Trade Forex online: Yen fell on Monday (09-09-2013) as Japanese stocks raised prices on Olympics euphoria

Some news can affect the Forex market significantly, so it is necessary to be tuned in with the latest news to know what is happening and make better decisions to trade Forex online; for example, the yen fell against the dollar and the euro on Monday (09-09-2013) losing ground after Japanese stocks rallied following Tokyo's winning bid to host the 2020 Olympics and an upgrade of second-quarter GDP, according to Reuters.com

It is known that the Olympics bring lots of tourists to the host country. If Japan wins the hosting of the games, that could be translated into big gains for the Japanese economy and a shot in the arm for Prime Minister Shinzo Abe who is attempting to reflate the economy after decades of below-par growth and deflation.
The Tokyo bid committee reckons that hosting the Olympics would boost the economy – from construction and higher prices – by 3 trillion yen ($30.14 bln) over the next seven years. 

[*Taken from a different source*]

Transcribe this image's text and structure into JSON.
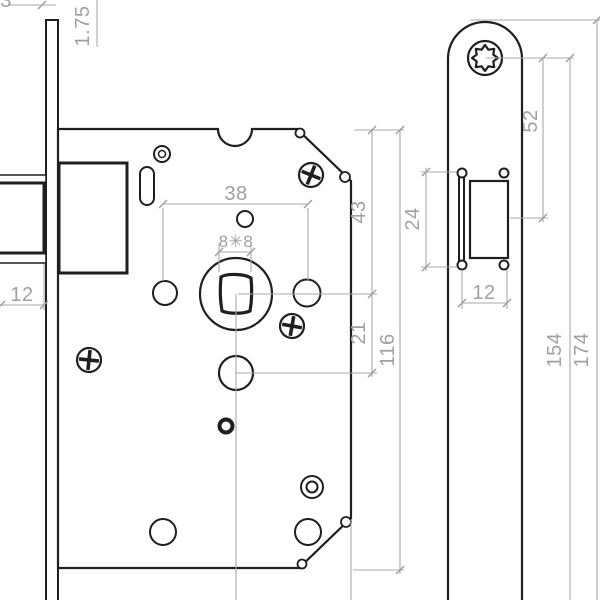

This boosted the Nikkei, which jumped to a five-week high and since the yen has an inverse correlation with Tokyo shares, the currency dipped. A sharp upward revision of second-quarter Japanese gross domestic product also lifted stocks.
Knowing the correlations between currencies and stocks or commodities is a good tool to trade Forex online and be successful. 
The dollar rose 0.4 percent on the day to 99.55 yen having hit a high of 100.11 yen earlier on Monday (09-09-2013). The euro rose 0.5 percent to 131.25 yen.
Both the dollar and the euro have gained more than 14 percent this year against the yen for the trade Forex online market, as the Bank of Japan embarked on a massive monetary stimulus program in April to boost the export-driven economy.
"The Olympics bid has added a bit more to the underlying negative yen trend," said Paul Robson, currency strategist at RBS Global Banking.
But investors that trade Forex online, will be wary about selling the yen, or the Swiss franc, in a big way given concerns of a possible U.S.-led military strike against Syria. Both currencies are seen as safe havens during times of crisis. The White House on Sunday pressed ahead with the uphill effort of persuading Congress to approve a military strike.